Bild: Musik hinter Gefängnismauern – von li.: Varpu Heikinheimo, Kari Träder, Annelie Staude, Philipp Hagemann, Dieter Wagner, René Speer, Hartmut Zimmermann
Pierre ist einer von vier Gefangenen, die einmal pro Woche Klavierunterricht bekommen. Seit 2007 unterrichtet der Hamelner Musiklehrer Georgi Dimitrov drei Stunden lang interessierte Jugendliche in der Haftanstalt Tündern. Deren große Stunde schlägt dann beim alljährlichen Konzertnachmittag „Musik hinter Gittern“.
„Der findet bereits zum neunten Mal statt und wird von der Internationalen Stiftung zur Förderung von Kultur und Zivilisation“ veranstaltet“, erklärt Anstaltsleiterin Christiane Jesse. Dass es sich dabei um eine ganz besondere Veranstaltung handele, zeige auch die Teilnahme des Staatssekretärs im Justizministerium Dr. Jürgen Oehlerking. „Der ist bereits zum achten Mal dabei.“
Tapfer und mutig kämpfen sich die Vorspieler durch ein Mozart-Menuett, Filmmusiken und kleinere Übungsstücke. Dann aber schlägt die Stunde der jungen Profis.
Acht Werke – von Mozarts „Divertimento Es-Dur“, Beethovens Duett „Mit zwei obligaten Augengläsern“ bis Brahms´ „Klavierquartett Nr. 1“ – werden von den Musikerinnen und Musikern nicht nur fachgerecht und verständlich erläutert, sondern auch ebenso pointiert vorgespielt. Da weiß Tenor Dieter Wagner allerlei über Haydns „Schottische und walisische Lieder“ zu berichten und die junge Violinistin Varpu Heikinheimo lässt bei Paganinis „Caprice Nr. 1“ Bogen und Finger fliegen, nachdem sie kurz noch erklärt hat, was eigentlich ein „Pizzicato“ ist.

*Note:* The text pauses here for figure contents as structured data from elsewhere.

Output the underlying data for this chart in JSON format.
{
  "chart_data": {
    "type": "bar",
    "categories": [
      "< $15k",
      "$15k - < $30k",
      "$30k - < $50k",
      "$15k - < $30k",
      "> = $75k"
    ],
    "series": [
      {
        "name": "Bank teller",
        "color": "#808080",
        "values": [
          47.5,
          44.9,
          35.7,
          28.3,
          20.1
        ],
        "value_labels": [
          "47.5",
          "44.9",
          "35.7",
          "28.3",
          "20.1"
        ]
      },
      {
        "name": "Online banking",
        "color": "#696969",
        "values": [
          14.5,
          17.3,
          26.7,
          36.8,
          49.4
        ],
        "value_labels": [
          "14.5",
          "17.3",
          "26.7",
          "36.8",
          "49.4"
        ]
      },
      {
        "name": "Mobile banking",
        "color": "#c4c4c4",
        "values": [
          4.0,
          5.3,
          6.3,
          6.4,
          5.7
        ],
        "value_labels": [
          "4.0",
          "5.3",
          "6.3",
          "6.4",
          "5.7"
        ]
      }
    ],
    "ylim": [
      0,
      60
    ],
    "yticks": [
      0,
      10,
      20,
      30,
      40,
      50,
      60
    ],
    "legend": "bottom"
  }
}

Bild: Virtuos – Varpu Heikinheimo und Kari Träder
„Nicht schlecht, hätte ich nicht gedacht“, so einige Gefangene beim Rausgehen. Wieder einmal haben Hartmut Zimmermann von der Leitung der im Mai 1995 von Erich Fischer gegründeten Stiftung und sein Ensemble ihr Ziel erreicht. „Förderung von Musik und Kultur, Humanisierung des Strafrechts und eine verbesserte Resozialisierung der Inhaftierten“ seien die Hauptanliegen der Stiftung, so Zimmermann. In insgesamt 16 Haftanstalten wird „Musik hinter Gittern“ derzeit als Modellprojekt von „Amnesty National“ angeboten. „Wir sehen uns im nächsten Jahr zum Jubiläum wieder“, kündigt Zimmermann an. „Hoffentlich nicht“, erwidern einige Gefangene lachend.